As far as who inspired me to write, I owe a lot to a college professor who took me under his wing and, though a tough critic, was very kind, constructive, and encouraging. I would frequently stop by his office, basically pleading for him to help me improve my writing. Fortunately he seemed flattered, and not irritated, by my many visits.
After graduation I needed a job, and after being turned down by every publishing house in New York, that’s when I started working in the technology field. Whenever I went on vacation or could eek out some free time, I would almost always read the latest novels by the great thriller writers at the time.
Is there anything you’d like to talk about? Anything I missed that you would like to share?
Yes, just one more thing. In my research for LETHAL CODE, I was in contact with a number of experts, including some very senior former government officials who’ve read advance copies of my novel. I have to admit I was surprised by how many of them thanked me for providing essentially a “public service announcement.” Indeed, I’ve dedicated LETHAL CODE “To the men and women who work tirelessly in anonymity defending the citizens of the U.S. against cyber attacks every day.” So while I would like readers to find this an entertaining thriller, I also hope it will illuminate the very real dangers our nation now faces.
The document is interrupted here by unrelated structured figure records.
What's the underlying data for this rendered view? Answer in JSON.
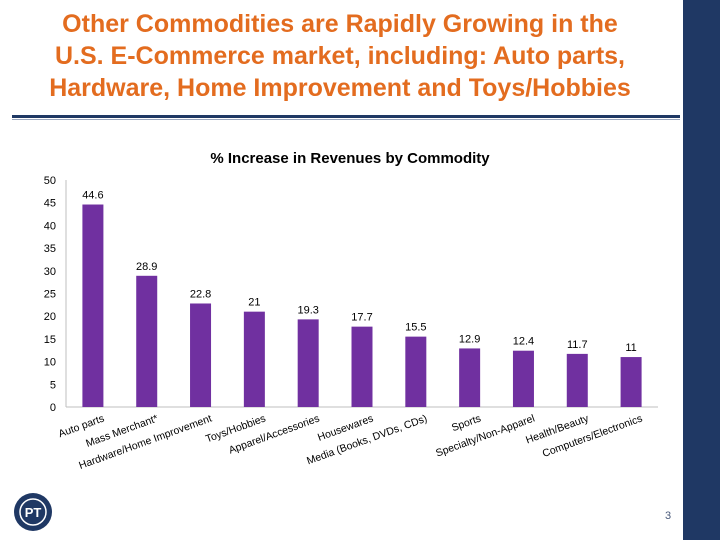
{
  "slide": {
    "title_line1": "Other Commodities are Rapidly Growing in the",
    "title_line2": "U.S.  E-Commerce market, including: Auto parts,",
    "title_line3": "Hardware, Home Improvement and Toys/Hobbies",
    "page_number": "3",
    "colors": {
      "title": "#e36c1f",
      "navy": "#1f3864",
      "bar": "#7030a0"
    }
  },
  "chart_data": {
    "type": "bar",
    "title": "% Increase in Revenues by Commodity",
    "categories": [
      "Auto parts",
      "Mass Merchant*",
      "Hardware/Home Improvement",
      "Toys/Hobbies",
      "Apparel/Accessories",
      "Housewares",
      "Media (Books, DVDs, CDs)",
      "Sports",
      "Specialty/Non-Apparel",
      "Health/Beauty",
      "Computers/Electronics"
    ],
    "values": [
      44.6,
      28.9,
      22.8,
      21,
      19.3,
      17.7,
      15.5,
      12.9,
      12.4,
      11.7,
      11
    ],
    "data_labels": [
      "44.6",
      "28.9",
      "22.8",
      "21",
      "19.3",
      "17.7",
      "15.5",
      "12.9",
      "12.4",
      "11.7",
      "11"
    ],
    "ylim": [
      0,
      50
    ],
    "yticks": [
      0,
      5,
      10,
      15,
      20,
      25,
      30,
      35,
      40,
      45,
      50
    ],
    "grid": false,
    "legend": "none",
    "xlabel": "",
    "ylabel": ""
  }
}
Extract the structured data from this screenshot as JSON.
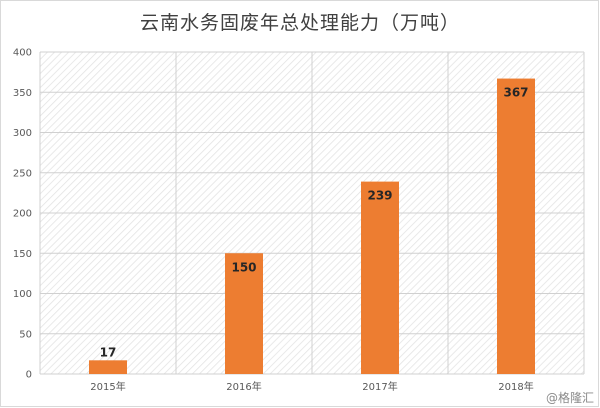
{
  "chart_data": {
    "type": "bar",
    "title": "云南水务固废年总处理能力（万吨）",
    "categories": [
      "2015年",
      "2016年",
      "2017年",
      "2018年"
    ],
    "values": [
      17,
      150,
      239,
      367
    ],
    "ylim": [
      0,
      400
    ],
    "yticks": [
      0,
      50,
      100,
      150,
      200,
      250,
      300,
      350,
      400
    ],
    "xlabel": "",
    "ylabel": "",
    "grid": true,
    "legend": "none",
    "bar_color": "#ED7D31"
  },
  "watermark": "@格隆汇"
}
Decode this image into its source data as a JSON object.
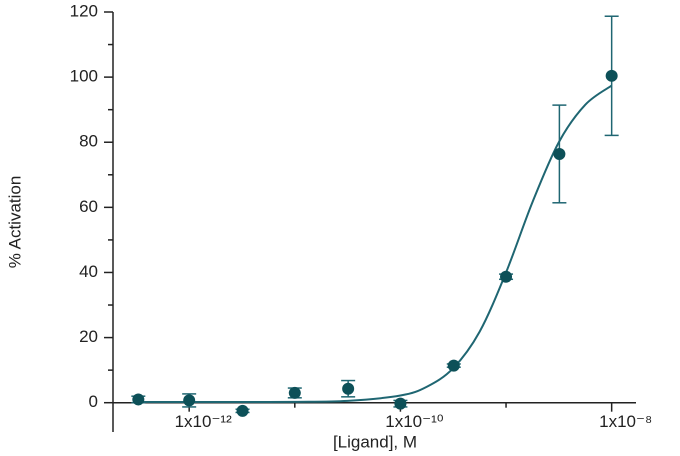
{
  "chart_data": {
    "type": "scatter",
    "xlabel": "[Ligand], M",
    "ylabel": "% Activation",
    "xscale": "log",
    "xlim": [
      1.9e-13,
      1.7e-08
    ],
    "ylim": [
      -9,
      120
    ],
    "xticks": [
      {
        "value": 1e-12,
        "label": "1x10⁻¹²"
      },
      {
        "value": 1e-10,
        "label": "1x10⁻¹⁰"
      },
      {
        "value": 1e-08,
        "label": "1x10⁻⁸"
      }
    ],
    "xminorticks": [
      1e-11,
      1e-09
    ],
    "yticks": [
      0,
      20,
      40,
      60,
      80,
      100,
      120
    ],
    "yminorticks": [
      10,
      30,
      50,
      70,
      90,
      110
    ],
    "color": "#0d5058",
    "line_color": "#1f6672",
    "x": [
      3.3e-13,
      1e-12,
      3.2e-12,
      1e-11,
      3.2e-11,
      1e-10,
      3.2e-10,
      1e-09,
      3.2e-09,
      1e-08
    ],
    "values": [
      1,
      0.7,
      -2.5,
      3,
      4.3,
      -0.3,
      11.4,
      38.7,
      76.4,
      100.4
    ],
    "errors": [
      1,
      2,
      0.5,
      1.5,
      2.5,
      1,
      0.5,
      0.8,
      15,
      18.3
    ],
    "curve": {
      "x": [
        3.16e-13,
        1e-12,
        3.16e-12,
        1e-11,
        3.16e-11,
        1e-10,
        1.78e-10,
        3.16e-10,
        5.62e-10,
        1e-09,
        1.78e-09,
        3.16e-09,
        5.62e-09,
        1e-08
      ],
      "y": [
        0.2,
        0.2,
        0.2,
        0.26,
        0.57,
        2.2,
        4.9,
        10.6,
        21.8,
        40,
        61.6,
        80,
        91.5,
        97.4
      ]
    }
  }
}
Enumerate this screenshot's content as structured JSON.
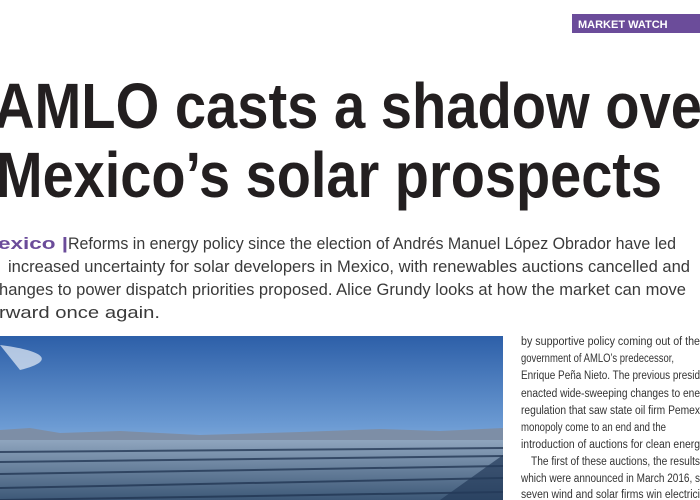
{
  "header": {
    "section_tag": "MARKET WATCH",
    "title_lines": [
      "AMLO casts a shadow ove",
      "Mexico’s solar prospects"
    ]
  },
  "standfirst": {
    "lead": "exico |",
    "lines": [
      " Reforms in energy policy since the election of Andrés Manuel López Obrador have led",
      "increased uncertainty for solar developers in Mexico, with renewables auctions cancelled and",
      "hanges to power dispatch priorities proposed. Alice Grundy looks at how the market can move",
      "rward once again."
    ]
  },
  "body": {
    "lines": [
      "by supportive policy coming out of the",
      "government of AMLO’s predecessor,",
      "Enrique Peña Nieto. The previous presid",
      "enacted wide-sweeping changes to ene",
      "regulation that saw state oil firm Pemex",
      "monopoly come to an end and the",
      "introduction of auctions for clean energ",
      "The first of these auctions, the results",
      "which were announced in March 2016, s",
      "seven wind and solar firms win electrici"
    ]
  }
}
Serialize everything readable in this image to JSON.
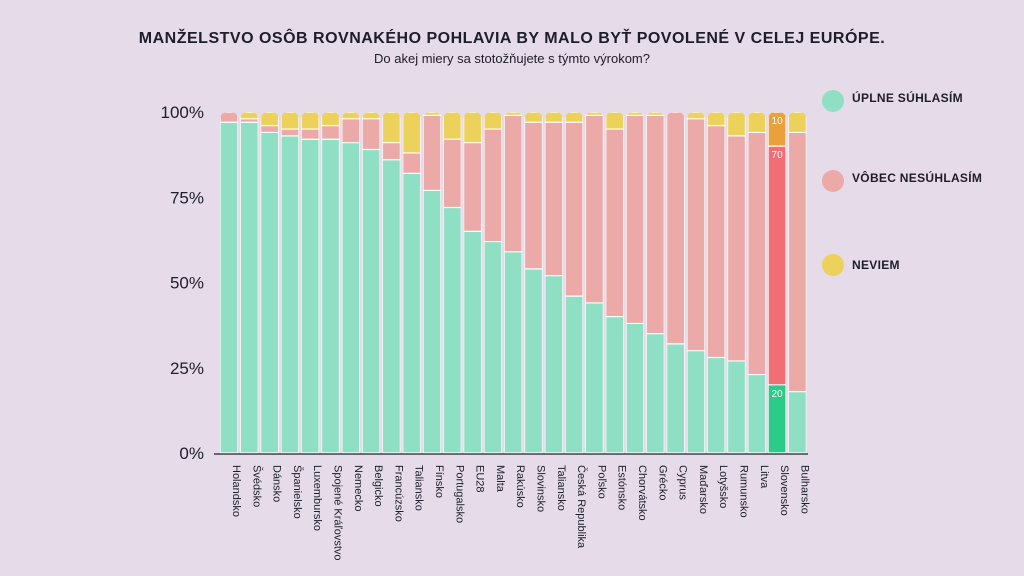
{
  "chart_data": {
    "type": "bar",
    "stacked": true,
    "title": "MANŽELSTVO OSÔB ROVNAKÉHO POHLAVIA BY MALO BYŤ POVOLENÉ V CELEJ EURÓPE.",
    "subtitle": "Do akej miery sa stotožňujete s týmto výrokom?",
    "ylim": [
      0,
      100
    ],
    "yticks": [
      "0%",
      "25%",
      "50%",
      "75%",
      "100%"
    ],
    "categories": [
      "Holandsko",
      "Švédsko",
      "Dánsko",
      "Španielsko",
      "Luxembursko",
      "Spojené Kráľovstvo",
      "Nemecko",
      "Belgicko",
      "Francúzsko",
      "Taliansko",
      "Fínsko",
      "Portugalsko",
      "EU28",
      "Malta",
      "Rakúsko",
      "Slovinsko",
      "Taliansko",
      "Česká Republika",
      "Poľsko",
      "Estónsko",
      "Chorvátsko",
      "Grécko",
      "Cyprus",
      "Maďarsko",
      "Lotyšsko",
      "Rumunsko",
      "Litva",
      "Slovensko",
      "Bulharsko"
    ],
    "series": [
      {
        "name": "ÚPLNE SÚHLASÍM",
        "color": "#8fdfc4",
        "values": [
          97,
          97,
          94,
          93,
          92,
          92,
          91,
          89,
          86,
          82,
          77,
          72,
          65,
          62,
          59,
          54,
          52,
          46,
          44,
          40,
          38,
          35,
          32,
          30,
          28,
          27,
          23,
          20,
          18
        ]
      },
      {
        "name": "VÔBEC NESÚHLASÍM",
        "color": "#eba9a8",
        "values": [
          3,
          1,
          2,
          2,
          3,
          4,
          7,
          9,
          5,
          6,
          22,
          20,
          26,
          33,
          40,
          43,
          45,
          51,
          55,
          55,
          61,
          64,
          68,
          68,
          68,
          66,
          71,
          70,
          76
        ]
      },
      {
        "name": "NEVIEM",
        "color": "#ecd15a",
        "values": [
          0,
          2,
          4,
          5,
          5,
          4,
          2,
          2,
          9,
          12,
          1,
          8,
          9,
          5,
          1,
          3,
          3,
          3,
          1,
          5,
          1,
          1,
          0,
          2,
          4,
          7,
          6,
          10,
          6
        ]
      }
    ],
    "highlight": {
      "category": "Slovensko",
      "colors": [
        "#2bcc8a",
        "#f26e75",
        "#e9a13b"
      ],
      "labels": [
        "20",
        "70",
        "10"
      ]
    },
    "legend_position": "right",
    "grid": false
  }
}
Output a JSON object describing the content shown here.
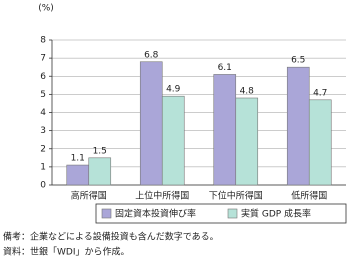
{
  "chart_data": {
    "type": "bar",
    "y_label": "(%)",
    "categories": [
      "高所得国",
      "上位中所得国",
      "下位中所得国",
      "低所得国"
    ],
    "series": [
      {
        "name": "固定資本投資伸び率",
        "color": "#aaa6d8",
        "values": [
          1.1,
          6.8,
          6.1,
          6.5
        ]
      },
      {
        "name": "実質 GDP 成長率",
        "color": "#b6e2d8",
        "values": [
          1.5,
          4.9,
          4.8,
          4.7
        ]
      }
    ],
    "ylim": [
      0,
      8
    ],
    "yticks": [
      0,
      1,
      2,
      3,
      4,
      5,
      6,
      7,
      8
    ],
    "grid": true,
    "legend": "bottom",
    "notes": [
      "備考：企業などによる設備投資も含んだ数字である。",
      "資料：世銀「WDI」から作成。"
    ]
  }
}
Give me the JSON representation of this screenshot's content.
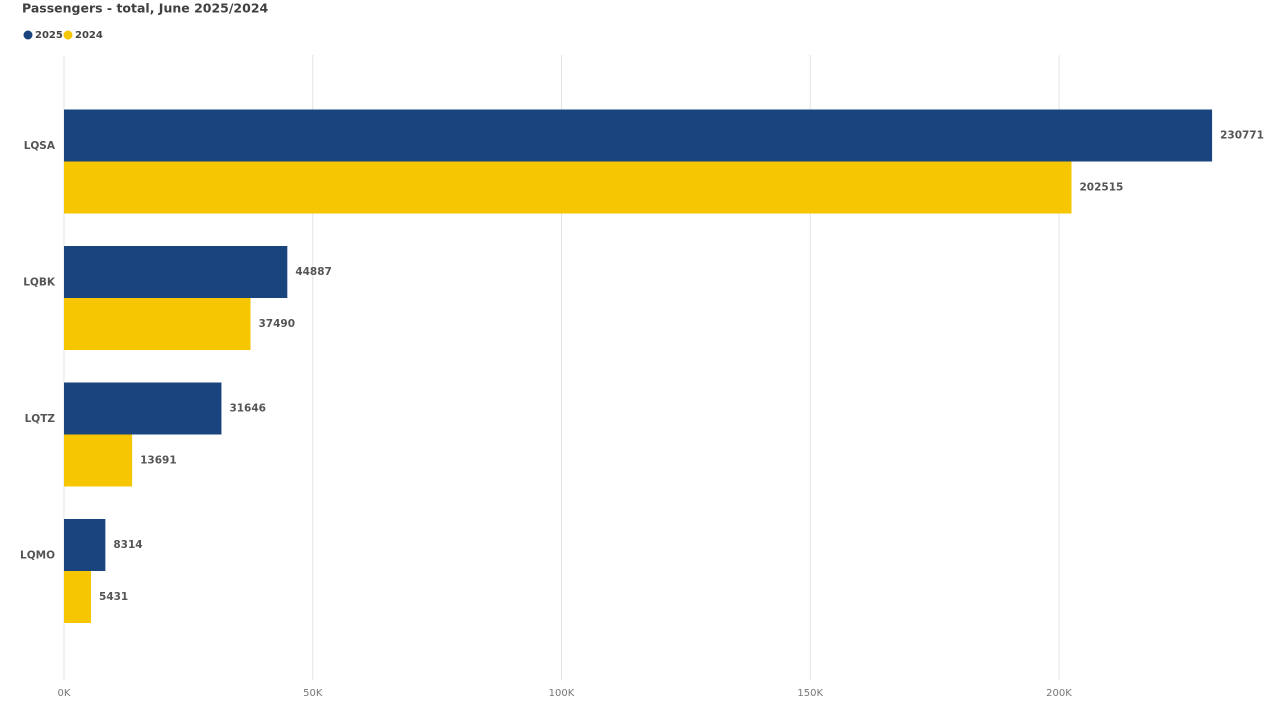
{
  "chart_data": {
    "type": "bar",
    "orientation": "horizontal",
    "title": "Passengers - total, June 2025/2024",
    "categories": [
      "LQSA",
      "LQBK",
      "LQTZ",
      "LQMO"
    ],
    "series": [
      {
        "name": "2025",
        "color": "#1a447e",
        "values": [
          230771,
          44887,
          31646,
          8314
        ]
      },
      {
        "name": "2024",
        "color": "#f6c602",
        "values": [
          202515,
          37490,
          13691,
          5431
        ]
      }
    ],
    "xlim": [
      0,
      240000
    ],
    "xticks": [
      {
        "value": 0,
        "label": "0K"
      },
      {
        "value": 50000,
        "label": "50K"
      },
      {
        "value": 100000,
        "label": "100K"
      },
      {
        "value": 150000,
        "label": "150K"
      },
      {
        "value": 200000,
        "label": "200K"
      }
    ],
    "grid": true,
    "legend": "top-left"
  }
}
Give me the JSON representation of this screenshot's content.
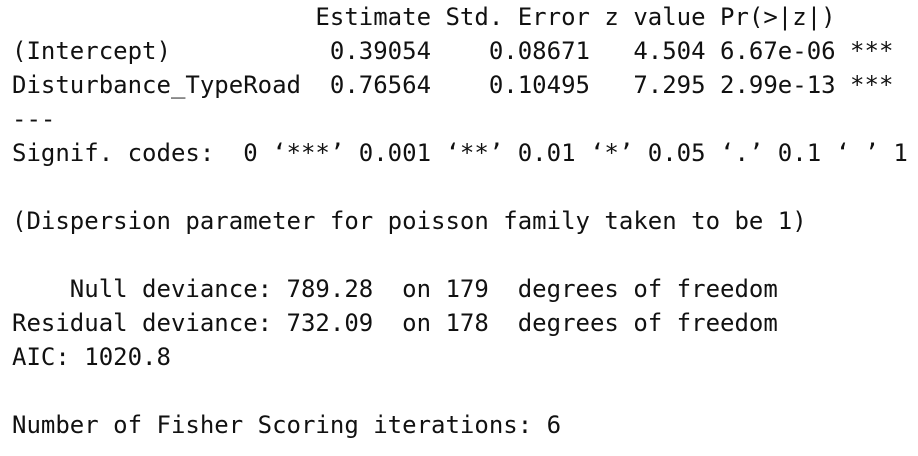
{
  "console": {
    "blocks": [
      [
        "                     Estimate Std. Error z value Pr(>|z|)",
        "(Intercept)           0.39054    0.08671   4.504 6.67e-06 ***",
        "Disturbance_TypeRoad  0.76564    0.10495   7.295 2.99e-13 ***",
        "---",
        "Signif. codes:  0 ‘***’ 0.001 ‘**’ 0.01 ‘*’ 0.05 ‘.’ 0.1 ‘ ’ 1"
      ],
      [
        "(Dispersion parameter for poisson family taken to be 1)"
      ],
      [
        "    Null deviance: 789.28  on 179  degrees of freedom",
        "Residual deviance: 732.09  on 178  degrees of freedom",
        "AIC: 1020.8"
      ],
      [
        "Number of Fisher Scoring iterations: 6"
      ]
    ]
  }
}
Thomas Waite was born in Ipswich, Massachusetts. His debut novel, TERMINAL VALUE, was critically praised and reached #1 in Contemporary Books, #1 in Contemporary Fiction, #1 Paid in the Kindle Store, and #1 in Kindle Store Suspense at Amazon. LETHAL CODE is his first in a series of cyber-thrillers. Waite is the board director of, and an advisor to, technology companies in the online security, media, data analytics, cloud computing, mobile, social intelligence, and information technology businesses. His non-fiction work has been published in a number of publications, including The New York Times and the Harvard Business Review. Waite received his bachelor’s degree in English from the University of Wisconsin-Madison and was selected by the English Department to participate in an international study program at the University of Oxford. He now lives in Boston.